Because of this, airlines are starting to take notice. Guanajuato already has direct flights from San Antonio and Chicago on United. But leisure travelers can also fly to Mexico City and transfer to Guanajuato, or take the four-hour drive. But this is just the beginning as leisure travelers begin to witness what exactly Guanajuato City has to offer for tourism.

First and foremost, Guanajuato is a stunning cultural and historic city. In fact, Unesco has named it a World Heritage Site. Its pastel-colored, Spanish-style colonial buildings line cobblestone streets that web in and out through plazas, churches, small cafes, restaurants, shops and galleries. While San Miguel de Allende is the best-known example of this aesthetic in the state, Guanajuato City has a paused-in-time vibe that might be lacking from more touristic destinations.

Guanajuato City was founded in the 16th century based on the state's surrounding silver and gold supply. Springing up around the mines were cities for Spanish miners. Today it's a city packed with museums, theaters, markets, tree-lined plazas and beautiful color.
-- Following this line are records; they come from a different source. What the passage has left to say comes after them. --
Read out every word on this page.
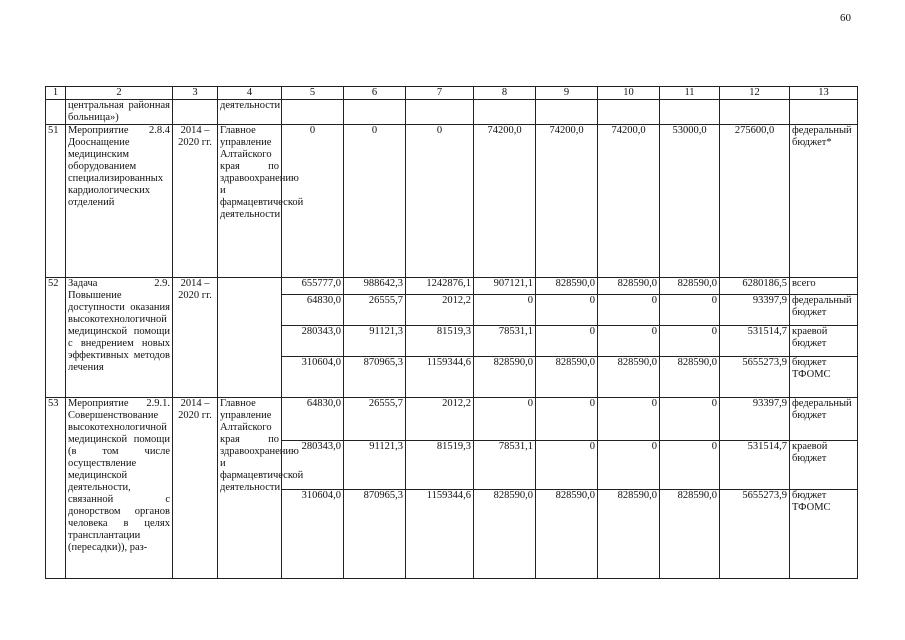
60
1	2	3	4	5	6	7	8	9	10	11	12	13
	центральная районная больница»)		деятельности									
51	Мероприятие 2.8.4 Дооснащение медицинским оборудованием специализированных кардиологических отделений	2014 – 2020 гг.	Главное управление Алтайского края по здравоохранению и фармацевтической деятельности	0	0	0	74200,0	74200,0	74200,0	53000,0	275600,0	федеральный бюджет*
52	Задача 2.9. Повышение доступности оказания высокотехнологичной медицинской помощи с внедрением новых эффективных методов лечения	2014 – 2020 гг.		655777,0	988642,3	1242876,1	907121,1	828590,0	828590,0	828590,0	6280186,5	всего
				64830,0	26555,7	2012,2	0	0	0	0	93397,9	федеральный бюджет
				280343,0	91121,3	81519,3	78531,1	0	0	0	531514,7	краевой бюджет
				310604,0	870965,3	1159344,6	828590,0	828590,0	828590,0	828590,0	5655273,9	бюджет ТФОМС
53	Мероприятие 2.9.1. Совершенствование высокотехнологичной медицинской помощи (в том числе осуществление медицинской деятельности, связанной с донорством органов человека в целях трансплантации (пересадки)), раз-	2014 – 2020 гг.	Главное управление Алтайского края по здравоохранению и фармацевтической деятельности	64830,0	26555,7	2012,2	0	0	0	0	93397,9	федеральный бюджет
				280343,0	91121,3	81519,3	78531,1	0	0	0	531514,7	краевой бюджет
				310604,0	870965,3	1159344,6	828590,0	828590,0	828590,0	828590,0	5655273,9	бюджет ТФОМС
Guanajuato happens to be the birth city of Diego Rivera, and his birthplace is now a museum honoring his life. The ground floor is a reconstruction of his family home. Upstairs is a collection of originals, as well as temporary exhibits.

The beacon of Guanajuato is the Templo La Valenciana, which sits perched on a hilltop about three miles from the city center. The church was completed in 1788 and is decked with gold altars, carvings and massive paintings. It is one of the most impressive sites in the city.

One of the premier reasons to visit Guanajuato is the Festival Internacional Cervantino, which takes place each fall. The festival originated to celebrate the plays of playwright Miguel de Cervantes, which were performed in the plazas of the city. Today it is one of the most important cultural events in Mexico, with music, dance and theater groups from around the world. It is a member of the European Festivals Association, and runs for two weeks in October.

Near Guanajuato, travelers can visit the small town of Irapuato, a city splashed with murals and orange and gold color. Be sure to visit Town Hall, which houses the Mural of the Revolutions, which highlight historic moments in Mexico's history. The town's Miguel Hidalgo Square splashes alive at night with choreographed fountains at the Dancing Water Fountains. In 2018 Brisas Group, which operates Nizuc in Cancun and Las Brisas in Acapulco, opened Galeria Plaza in Irapuato.

For now the state of Guanajuato owes its fame to San Miguel de Allende, and for understandable reason, but the city of Guanajuato is growing quickly. Oxford Business Group, a global research company, said that Guanajuato had the sixth-highest increase in per capita GDP of any state in Mexico between 2013 and 2016. The city is growing for business, and with increase in air capacity, leisure tourism is certainly going to follow. It's only a matter of time before the secret is out on this cultural, colonial city.